- Relator(a)
- Ministro Napoleão Nunes Maia Filho
- Órgão julgador
- Primeira Seção
- Data do julgamento
- 22/04/2015
- Data de publicação
- 01/06/2015
STJ – Acórdão, Rel. Ministro Napoleão Nunes Maia Filho, Primeira Seção, j. 22/04/2015, p. 01/06/2015
AÇÃO RESCISÓRIA. TRIBUTÁRIO. CONTRIBUIÇÃO DESTINADA AO INCRA. EXIGIBILIDADE APÓS A EDIÇÃO DAS LEIS 7.787/89 E 8.212/91. DISCUSSÃO DE NATUREZA INFRACONSTITUCIONAL. TEMA CONTROVERTIDO À ÉPOCA DA PROLAÇÃO DA DECISÃO. SÚMULA 343/STF. AÇÃO RESCISÓRIA IMPROCEDENTE. 1. O Pretório Excelso já se posicionou no sentido de que a discussão acerca da exigibilidade da contribuição para o INCRA, após a edição das Leis 7.787/89 e 8.212/91, possui natureza infraconstitucional, sendo eventual ofensa à Constituição, caso existente, indireta ou reflexa.
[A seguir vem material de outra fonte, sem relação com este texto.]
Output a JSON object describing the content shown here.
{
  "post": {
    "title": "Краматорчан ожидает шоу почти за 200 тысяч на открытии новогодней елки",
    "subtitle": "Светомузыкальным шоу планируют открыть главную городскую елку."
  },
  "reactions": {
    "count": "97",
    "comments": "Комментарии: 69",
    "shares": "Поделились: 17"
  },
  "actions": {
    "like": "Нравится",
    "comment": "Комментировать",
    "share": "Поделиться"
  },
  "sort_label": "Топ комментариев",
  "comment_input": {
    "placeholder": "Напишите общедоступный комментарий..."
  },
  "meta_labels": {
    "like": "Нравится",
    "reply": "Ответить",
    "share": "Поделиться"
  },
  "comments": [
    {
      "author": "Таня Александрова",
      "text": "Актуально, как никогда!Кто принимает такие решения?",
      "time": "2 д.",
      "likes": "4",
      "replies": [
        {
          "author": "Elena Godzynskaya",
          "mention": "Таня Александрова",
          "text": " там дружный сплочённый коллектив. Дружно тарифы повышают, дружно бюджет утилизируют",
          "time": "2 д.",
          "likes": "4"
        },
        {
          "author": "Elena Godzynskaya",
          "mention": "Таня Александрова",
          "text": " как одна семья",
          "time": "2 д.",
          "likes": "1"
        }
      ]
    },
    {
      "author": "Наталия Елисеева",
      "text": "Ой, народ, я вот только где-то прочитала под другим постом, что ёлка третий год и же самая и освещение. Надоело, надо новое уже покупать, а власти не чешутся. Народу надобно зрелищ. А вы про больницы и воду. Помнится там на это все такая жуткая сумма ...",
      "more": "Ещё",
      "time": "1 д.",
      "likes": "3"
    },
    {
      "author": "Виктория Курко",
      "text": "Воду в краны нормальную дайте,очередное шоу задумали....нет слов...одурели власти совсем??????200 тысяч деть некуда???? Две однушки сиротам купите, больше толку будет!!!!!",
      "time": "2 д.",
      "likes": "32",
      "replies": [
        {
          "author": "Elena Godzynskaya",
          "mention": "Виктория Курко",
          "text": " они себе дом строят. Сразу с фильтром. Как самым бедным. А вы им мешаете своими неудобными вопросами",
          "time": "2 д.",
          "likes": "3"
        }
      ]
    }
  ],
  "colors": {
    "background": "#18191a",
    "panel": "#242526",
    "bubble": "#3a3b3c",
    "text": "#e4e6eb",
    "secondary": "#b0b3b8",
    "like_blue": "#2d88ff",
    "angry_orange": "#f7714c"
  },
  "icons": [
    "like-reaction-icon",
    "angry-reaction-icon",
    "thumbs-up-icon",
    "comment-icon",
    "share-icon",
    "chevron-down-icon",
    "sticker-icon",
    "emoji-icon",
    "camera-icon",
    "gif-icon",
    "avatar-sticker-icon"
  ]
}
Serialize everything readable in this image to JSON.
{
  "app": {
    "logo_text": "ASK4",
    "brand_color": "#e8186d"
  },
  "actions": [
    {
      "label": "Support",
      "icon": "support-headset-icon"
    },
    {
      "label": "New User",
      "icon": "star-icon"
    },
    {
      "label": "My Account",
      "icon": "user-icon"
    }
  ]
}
Precedentes: AgRg no AI 612.433/PR, Rel. Min. JOAQUIM BARBOSA, DJe 23.10.2009 e AgRg no RE 347.051/RS, Rel. Min. RICARDO LEWANDOWSKI, DJe 01.02.2011. 2. O aresto rescindendo acolheu a tese de que houve (a) a extinção da contribuição incidente sobre a folha de salário, do inciso II do art. 15 da LC 11/71, pela Lei 7.787/89, em setembro/89 e (b) a extinção da contribuição incidente sobre o valor dos produtos rurais pelo art. 138 da Lei 8.213/91, a partir de julho/91. Dest'arte atribuiu interpretação razoável à Lei 7.787/89 e à Lei 8.213/91, e ajustada à jurisprudência deste Superior Tribunal, à época do acórdão rescindendo (18.10.2005) que ainda não se encontrava sedimentada. 3. A decisão rescindenda obteve respaldo em texto legal de interpretação jurisprudencial não não sedimentada à época da prolação do julgado, situação que atrai a incidência da Súmula 343 do STF, segundo a qual não cabe Ação Rescisória por ofensa a literal disposição de lei, quando a decisão rescindenda se tiver baseado em texto legal de interpretação controvertida nos Tribunais. 4. Ação improcedente. (AR n. 4.436/RS, relator Ministro Napoleão Nunes Maia Filho, Primeira Seção, julgado em 22/4/2015, DJe de 1/6/2015.)